Miss Universe 2011 pageant crowns Miss Angola, Leila Lopes
The annual Miss Universe pageant was held in Sao Paulo on Sunday night, and Miss Angola, 25-year-old Leila Lopes, took the crown after impressing judges with her striking cream-colored gown and insightful answer to the final question. Lopes is the first winner the pageant has ever selected from her country. After she beat 88 other competitors from around the world, she was crowned by last year’s winner, Ximena Navarrete, from Mexico. The Associated Press reports:
[Lopes] deftly handled the interview question that is asked of the remaining top five contestants. She was questioned about what physical trait she would change if she could.
“Thank God I’m very satisfied with the way God created me, and I wouldn’t change a thing,” Lopes said. “I consider myself a woman endowed with inner beauty. I have acquired many wonderful principles from my family, and I intend to follow these for the rest of my life.”

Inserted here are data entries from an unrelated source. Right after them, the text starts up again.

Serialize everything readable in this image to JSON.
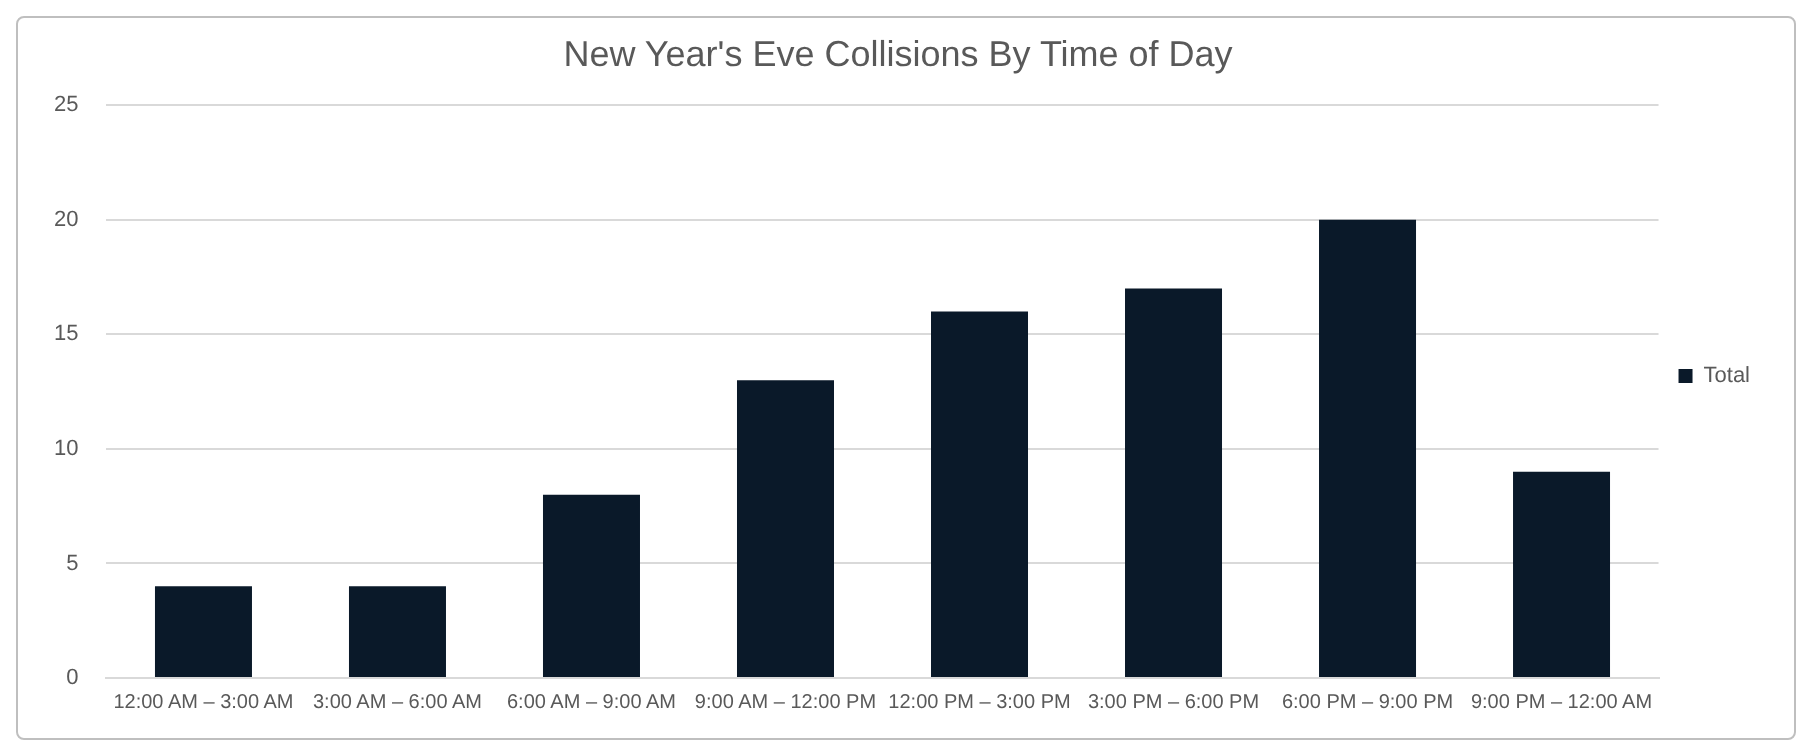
{
  "chart_data": {
    "type": "bar",
    "title": "New Year's Eve Collisions By Time of Day",
    "categories": [
      "12:00 AM – 3:00 AM",
      "3:00 AM – 6:00 AM",
      "6:00 AM – 9:00 AM",
      "9:00 AM – 12:00 PM",
      "12:00 PM – 3:00 PM",
      "3:00 PM – 6:00 PM",
      "6:00 PM – 9:00 PM",
      "9:00 PM – 12:00 AM"
    ],
    "series": [
      {
        "name": "Total",
        "color": "#0a1929",
        "values": [
          4,
          4,
          8,
          13,
          16,
          17,
          20,
          9
        ]
      }
    ],
    "ylim": [
      0,
      25
    ],
    "yticks": [
      0,
      5,
      10,
      15,
      20,
      25
    ],
    "grid": "y",
    "legend": "right"
  }
}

The first runner-up was 23-year-old Olesia Stefanko of Ukraine and the second runner-up was Priscila Machado of Brazil. The third was Miss Philippines and the fourth Miss China.
Contestants spent the past three weeks in Sao Paulo, trying to learn samba dance steps, visiting impoverished children and kicking a football around for cameras as the Miss Universe pageant came to Brazil for the first time.
Despite battling against a home-country favorite, Lopes won over the audience, speaking in the shared language of Portuguese. Angola, like Brazil, is a former Portuguese colony.
“She captivated the crowd, and we were all behind her,” said Brazilian Natalie Bursztyn, 20, who was in the crowd inside Credicard Hall, where the event took place. “It was great that the judges also saw what the fans saw and gave her the crown. Her dress was beautiful and she knew exactly what to say when they asked her the question about her looks.”
Lopes has already begun to address her platform and to work toward her country’s needs. Reports Sarah Ann Hughes:
When asked about racism after her victory, Lopes responded, “It’s not normal in the 21st century to think that way.”
Of the charitable deeds she performed as Miss Angola, Lopes said she’s “worked with various social causes.”
“I work with poor kids, I work in the fight against HIV. I work to protect the elderly, and I have to do everything that my country needs.” she said. “I think now as Miss Universe I will be able to do much more.”
An African beauty queen has not been crowned Miss Universe since 1999, when Miss Botswana, Mpule Kwelagobe, took the crown. Lopes’s win will draw attention to the plight of her country, which is battling extreme poverty. BlogPost reports:
Angola was embroiled in a 27-year civil war until 2002, according to the CIA World Factbook. An estimated 300,000 people died during this period, the BBC reports. Others put that figure at closer to half a million or 1 million.
Of the coastal country’s over 18 million people, 38 percent lived in poverty as of 2009. Life expectancy at birth for men is 50 and for women 53, according t the United Nations’ most recent statistics. An estimated 2 percent of the country’s population suffers from HIV or AIDs, according to USAID.
And just a day after Lopes won the crown, Reuters reported that 17 Angolans were sentenced to three months in prison for participating in a pro-democracy rally.
Lopes’s poise in the evening gown portion of the competition and her flattering dress choice helped win over the crowd. She won the fan favorite for the look, and further enchanted the crowd after speaking in Portuguese. As for Lopes’s beauty tips, they’re simple:
Responding to questions, Lopes said that she has never had cosmetic surgery of any kind and that her three tips for beauty were to get a lot of sleep, use sunscreen even when it’s not sunny and to drink lots of water. She said her smile was her best weapon in the competition.